Spindelegger für Martinz' Rücktritt
In Kreisen der Bundes-ÖVP wird versichert, der Rückzug von Josef Martinz sei in enger Absprache - und nach einem Telefonat - mit ÖVP-Chef Michael Spindelegger erfolgt.

Foto © APAÖVP-Chef Michael Spindelegger
"Nach dem schwierigen letzten Jahr war klar, dass wir mit der Entscheidung nicht auf das Ende des Prozesses warten können, nach dem Motto: Schauen wir einmal, ob er überhaupt verurteilt wird", so ein ÖVP-Spitzenpolitiker. 2011 war ein "annus horribilis" für die Volkspartei: Neben dem Wechsel an der Parteispitze mussten nach Skandalen Ernst Strasser und Helga Ranner zurücktreten, Fritz Grillitsch wurde als Bauernbundpräsident kalt entmachtet. Im Zuge der Telekom-Affäre schied Wolfgang Schüssel aus der Politik aus.

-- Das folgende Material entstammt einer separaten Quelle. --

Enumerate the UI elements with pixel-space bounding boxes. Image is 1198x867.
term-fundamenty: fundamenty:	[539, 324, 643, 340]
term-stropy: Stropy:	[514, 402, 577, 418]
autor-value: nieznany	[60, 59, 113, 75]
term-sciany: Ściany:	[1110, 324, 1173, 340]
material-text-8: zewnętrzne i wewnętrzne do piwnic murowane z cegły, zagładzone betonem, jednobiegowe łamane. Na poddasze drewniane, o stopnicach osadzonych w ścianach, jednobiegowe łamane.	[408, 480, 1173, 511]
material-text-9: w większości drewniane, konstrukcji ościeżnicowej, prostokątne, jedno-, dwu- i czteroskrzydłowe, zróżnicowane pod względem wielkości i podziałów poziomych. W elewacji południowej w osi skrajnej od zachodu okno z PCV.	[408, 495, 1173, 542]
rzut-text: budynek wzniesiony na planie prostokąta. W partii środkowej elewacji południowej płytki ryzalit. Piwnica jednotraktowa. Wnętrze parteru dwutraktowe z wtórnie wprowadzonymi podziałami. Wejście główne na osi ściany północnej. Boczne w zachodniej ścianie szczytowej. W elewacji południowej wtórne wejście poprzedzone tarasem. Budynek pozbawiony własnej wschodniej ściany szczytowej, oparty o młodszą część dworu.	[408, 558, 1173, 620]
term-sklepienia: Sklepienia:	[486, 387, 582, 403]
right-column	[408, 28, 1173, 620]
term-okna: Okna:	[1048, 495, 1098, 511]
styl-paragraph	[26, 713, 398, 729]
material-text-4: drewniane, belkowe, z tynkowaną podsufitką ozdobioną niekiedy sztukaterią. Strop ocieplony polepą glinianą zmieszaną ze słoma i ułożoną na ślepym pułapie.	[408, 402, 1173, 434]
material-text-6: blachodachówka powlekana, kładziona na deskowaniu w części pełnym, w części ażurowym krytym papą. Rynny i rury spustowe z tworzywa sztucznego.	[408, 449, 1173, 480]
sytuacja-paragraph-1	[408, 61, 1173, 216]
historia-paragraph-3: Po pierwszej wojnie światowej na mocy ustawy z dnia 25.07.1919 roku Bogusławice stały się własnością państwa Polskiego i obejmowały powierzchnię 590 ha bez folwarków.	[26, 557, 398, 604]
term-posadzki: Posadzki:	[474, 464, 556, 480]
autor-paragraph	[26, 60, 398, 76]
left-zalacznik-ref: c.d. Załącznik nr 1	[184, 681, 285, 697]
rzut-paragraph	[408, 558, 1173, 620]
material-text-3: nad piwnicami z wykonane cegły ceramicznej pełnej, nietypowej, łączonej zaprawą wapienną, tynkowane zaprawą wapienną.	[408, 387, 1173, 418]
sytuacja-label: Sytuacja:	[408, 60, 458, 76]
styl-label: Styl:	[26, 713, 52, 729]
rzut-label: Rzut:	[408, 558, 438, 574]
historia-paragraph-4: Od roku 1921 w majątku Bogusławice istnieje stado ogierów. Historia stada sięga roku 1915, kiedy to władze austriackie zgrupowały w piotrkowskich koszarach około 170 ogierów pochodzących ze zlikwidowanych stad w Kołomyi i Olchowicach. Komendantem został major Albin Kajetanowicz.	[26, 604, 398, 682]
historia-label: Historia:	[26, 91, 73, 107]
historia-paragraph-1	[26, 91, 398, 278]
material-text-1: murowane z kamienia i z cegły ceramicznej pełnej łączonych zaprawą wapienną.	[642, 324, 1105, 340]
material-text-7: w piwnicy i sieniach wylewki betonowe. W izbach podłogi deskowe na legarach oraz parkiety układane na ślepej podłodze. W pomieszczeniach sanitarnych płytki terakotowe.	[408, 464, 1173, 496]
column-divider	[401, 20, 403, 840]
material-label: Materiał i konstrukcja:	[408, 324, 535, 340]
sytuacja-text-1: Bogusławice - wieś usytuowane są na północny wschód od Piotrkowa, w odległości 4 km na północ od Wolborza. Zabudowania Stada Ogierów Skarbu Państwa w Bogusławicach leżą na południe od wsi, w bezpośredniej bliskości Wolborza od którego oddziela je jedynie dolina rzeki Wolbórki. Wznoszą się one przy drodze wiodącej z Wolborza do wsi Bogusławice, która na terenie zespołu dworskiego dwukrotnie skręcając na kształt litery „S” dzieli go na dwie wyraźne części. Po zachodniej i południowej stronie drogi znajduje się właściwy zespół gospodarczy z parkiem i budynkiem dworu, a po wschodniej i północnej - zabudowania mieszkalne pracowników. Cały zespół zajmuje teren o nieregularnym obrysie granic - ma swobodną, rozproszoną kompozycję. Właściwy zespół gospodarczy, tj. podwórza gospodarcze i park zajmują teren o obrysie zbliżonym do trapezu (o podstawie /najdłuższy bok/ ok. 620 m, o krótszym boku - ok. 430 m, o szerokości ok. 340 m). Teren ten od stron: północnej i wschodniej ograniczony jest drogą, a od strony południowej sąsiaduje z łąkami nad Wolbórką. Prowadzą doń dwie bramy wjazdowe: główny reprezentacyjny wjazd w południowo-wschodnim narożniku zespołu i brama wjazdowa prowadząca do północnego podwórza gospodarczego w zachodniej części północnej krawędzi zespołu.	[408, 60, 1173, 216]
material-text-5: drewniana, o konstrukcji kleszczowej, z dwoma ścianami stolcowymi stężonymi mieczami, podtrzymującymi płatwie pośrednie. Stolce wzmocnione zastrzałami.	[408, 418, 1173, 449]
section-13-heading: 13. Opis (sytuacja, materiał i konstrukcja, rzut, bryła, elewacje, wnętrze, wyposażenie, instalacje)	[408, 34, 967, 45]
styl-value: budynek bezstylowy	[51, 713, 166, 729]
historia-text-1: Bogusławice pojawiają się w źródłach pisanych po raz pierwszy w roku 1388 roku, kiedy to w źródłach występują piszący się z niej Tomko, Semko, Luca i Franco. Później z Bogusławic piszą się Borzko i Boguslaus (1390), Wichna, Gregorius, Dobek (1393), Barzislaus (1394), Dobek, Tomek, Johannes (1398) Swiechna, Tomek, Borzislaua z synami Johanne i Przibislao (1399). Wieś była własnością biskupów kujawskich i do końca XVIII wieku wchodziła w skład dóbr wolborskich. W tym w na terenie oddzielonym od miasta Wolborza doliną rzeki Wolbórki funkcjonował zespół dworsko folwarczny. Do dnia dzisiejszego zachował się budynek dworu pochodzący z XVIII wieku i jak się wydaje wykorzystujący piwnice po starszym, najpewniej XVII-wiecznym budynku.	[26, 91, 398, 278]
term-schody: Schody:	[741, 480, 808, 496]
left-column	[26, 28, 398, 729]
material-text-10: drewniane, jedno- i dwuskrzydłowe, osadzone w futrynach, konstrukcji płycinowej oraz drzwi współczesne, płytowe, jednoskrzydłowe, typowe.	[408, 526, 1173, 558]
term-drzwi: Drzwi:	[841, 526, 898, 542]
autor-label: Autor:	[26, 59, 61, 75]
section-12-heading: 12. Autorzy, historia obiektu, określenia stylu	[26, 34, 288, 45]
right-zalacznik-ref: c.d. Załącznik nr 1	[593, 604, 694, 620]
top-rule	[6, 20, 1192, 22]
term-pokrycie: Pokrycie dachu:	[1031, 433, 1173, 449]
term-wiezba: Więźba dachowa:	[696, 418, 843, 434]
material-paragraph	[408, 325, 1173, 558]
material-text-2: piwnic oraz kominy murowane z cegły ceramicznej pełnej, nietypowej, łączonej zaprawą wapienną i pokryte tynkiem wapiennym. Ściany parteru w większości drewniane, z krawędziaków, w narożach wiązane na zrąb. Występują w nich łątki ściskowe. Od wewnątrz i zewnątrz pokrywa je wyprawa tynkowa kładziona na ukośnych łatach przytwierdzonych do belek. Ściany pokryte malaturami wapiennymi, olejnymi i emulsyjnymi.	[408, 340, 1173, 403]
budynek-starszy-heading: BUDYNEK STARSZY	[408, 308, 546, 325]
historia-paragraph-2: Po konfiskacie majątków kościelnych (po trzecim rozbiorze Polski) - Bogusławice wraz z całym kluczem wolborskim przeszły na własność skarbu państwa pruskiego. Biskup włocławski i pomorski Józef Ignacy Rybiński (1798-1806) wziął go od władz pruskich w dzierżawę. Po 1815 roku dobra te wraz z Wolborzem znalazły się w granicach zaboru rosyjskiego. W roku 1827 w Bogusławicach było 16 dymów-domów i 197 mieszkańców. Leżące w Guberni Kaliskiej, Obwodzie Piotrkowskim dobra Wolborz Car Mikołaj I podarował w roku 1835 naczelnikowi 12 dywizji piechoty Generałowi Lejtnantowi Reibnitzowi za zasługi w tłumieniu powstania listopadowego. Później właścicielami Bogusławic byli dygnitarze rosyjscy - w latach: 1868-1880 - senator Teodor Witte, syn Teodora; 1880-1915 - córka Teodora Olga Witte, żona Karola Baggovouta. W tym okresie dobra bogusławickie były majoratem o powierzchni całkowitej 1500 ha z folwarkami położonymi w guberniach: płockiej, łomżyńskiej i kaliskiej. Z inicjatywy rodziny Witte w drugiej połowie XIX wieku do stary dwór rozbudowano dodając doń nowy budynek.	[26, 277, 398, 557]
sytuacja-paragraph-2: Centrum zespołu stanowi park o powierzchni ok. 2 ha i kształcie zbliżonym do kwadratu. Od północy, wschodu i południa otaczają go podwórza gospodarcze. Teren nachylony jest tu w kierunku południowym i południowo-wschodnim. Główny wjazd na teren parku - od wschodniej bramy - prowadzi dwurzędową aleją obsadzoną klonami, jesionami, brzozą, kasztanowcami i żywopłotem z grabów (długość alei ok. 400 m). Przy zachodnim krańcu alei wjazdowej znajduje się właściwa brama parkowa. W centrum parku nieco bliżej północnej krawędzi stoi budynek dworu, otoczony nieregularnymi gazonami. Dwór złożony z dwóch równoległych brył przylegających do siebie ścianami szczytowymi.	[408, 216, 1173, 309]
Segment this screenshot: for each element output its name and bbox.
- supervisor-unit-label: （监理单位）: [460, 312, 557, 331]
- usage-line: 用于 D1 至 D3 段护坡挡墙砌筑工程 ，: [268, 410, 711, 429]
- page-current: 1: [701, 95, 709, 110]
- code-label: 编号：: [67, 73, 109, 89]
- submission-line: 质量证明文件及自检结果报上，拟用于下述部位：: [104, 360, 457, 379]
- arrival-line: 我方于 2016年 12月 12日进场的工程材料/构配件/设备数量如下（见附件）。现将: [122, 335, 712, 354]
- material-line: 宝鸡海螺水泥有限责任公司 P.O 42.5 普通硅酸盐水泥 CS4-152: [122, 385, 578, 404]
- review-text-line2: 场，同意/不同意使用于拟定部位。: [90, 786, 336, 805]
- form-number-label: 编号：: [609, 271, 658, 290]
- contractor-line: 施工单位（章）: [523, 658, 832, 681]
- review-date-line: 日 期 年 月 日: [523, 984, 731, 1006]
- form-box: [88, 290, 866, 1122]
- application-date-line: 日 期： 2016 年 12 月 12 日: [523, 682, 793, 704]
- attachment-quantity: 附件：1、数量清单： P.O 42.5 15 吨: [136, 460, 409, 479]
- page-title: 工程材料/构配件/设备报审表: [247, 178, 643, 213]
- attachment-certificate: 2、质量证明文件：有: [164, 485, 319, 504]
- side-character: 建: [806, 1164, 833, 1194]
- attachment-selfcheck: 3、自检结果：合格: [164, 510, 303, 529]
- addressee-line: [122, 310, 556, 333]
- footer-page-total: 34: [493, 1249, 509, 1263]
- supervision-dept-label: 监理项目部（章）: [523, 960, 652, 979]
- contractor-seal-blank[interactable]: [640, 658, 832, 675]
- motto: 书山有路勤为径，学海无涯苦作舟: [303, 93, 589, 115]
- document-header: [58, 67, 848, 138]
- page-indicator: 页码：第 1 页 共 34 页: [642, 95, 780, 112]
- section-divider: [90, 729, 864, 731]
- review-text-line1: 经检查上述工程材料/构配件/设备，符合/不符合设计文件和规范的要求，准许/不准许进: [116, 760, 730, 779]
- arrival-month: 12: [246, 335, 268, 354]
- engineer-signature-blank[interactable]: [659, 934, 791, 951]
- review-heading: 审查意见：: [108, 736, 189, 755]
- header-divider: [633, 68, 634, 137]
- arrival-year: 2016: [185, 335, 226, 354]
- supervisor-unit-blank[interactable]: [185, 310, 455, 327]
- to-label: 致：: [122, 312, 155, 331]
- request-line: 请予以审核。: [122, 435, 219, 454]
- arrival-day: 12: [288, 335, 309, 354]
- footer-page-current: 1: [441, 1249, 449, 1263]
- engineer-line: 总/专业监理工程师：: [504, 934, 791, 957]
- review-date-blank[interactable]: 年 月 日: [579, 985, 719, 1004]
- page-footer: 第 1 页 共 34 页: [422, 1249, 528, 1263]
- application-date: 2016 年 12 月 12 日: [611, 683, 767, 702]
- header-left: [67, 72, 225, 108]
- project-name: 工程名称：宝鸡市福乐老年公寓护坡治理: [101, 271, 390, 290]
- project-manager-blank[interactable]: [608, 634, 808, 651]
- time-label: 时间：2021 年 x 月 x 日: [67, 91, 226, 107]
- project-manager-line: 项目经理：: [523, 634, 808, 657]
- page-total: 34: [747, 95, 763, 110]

Generalsekretär Johannes Rauch verweist darauf, dass in der ÖVP die Uhren anders gehen als bei der FPK mit Uwe Scheuch: "Martinz legt andere moralische Maßstäbe bei sich an als andere Mitglieder der Landesregierung." Kärnten zählt neben Wien schon seit Längerem zu den Sorgenkindern der Bundes-ÖVP. An einer personellen Erneuerung war bereits Josef Pröll interessiert.
Während FPÖ-Chef Heinz-Christian Strache den Rücktritt von Martinz begrüßt, fordert BZÖ-Chef Josef Bucher Neuwahlen. FPK und ÖVP seien ein Hort der politischen Instabilität und kümmern sich nur um eigene Skandale, so BZÖ-Obmann Josef Bucher, ein Kärntner. SPÖ-Bundesgeschäftsführer Günther Kräuter fordert FPÖ-Obmann Strache auf, sich ein Beispiel an der ÖVP zu nehmen und den in erster Instanz verurteilten Uwe Scheuch zum Rücktritt zu bewegen.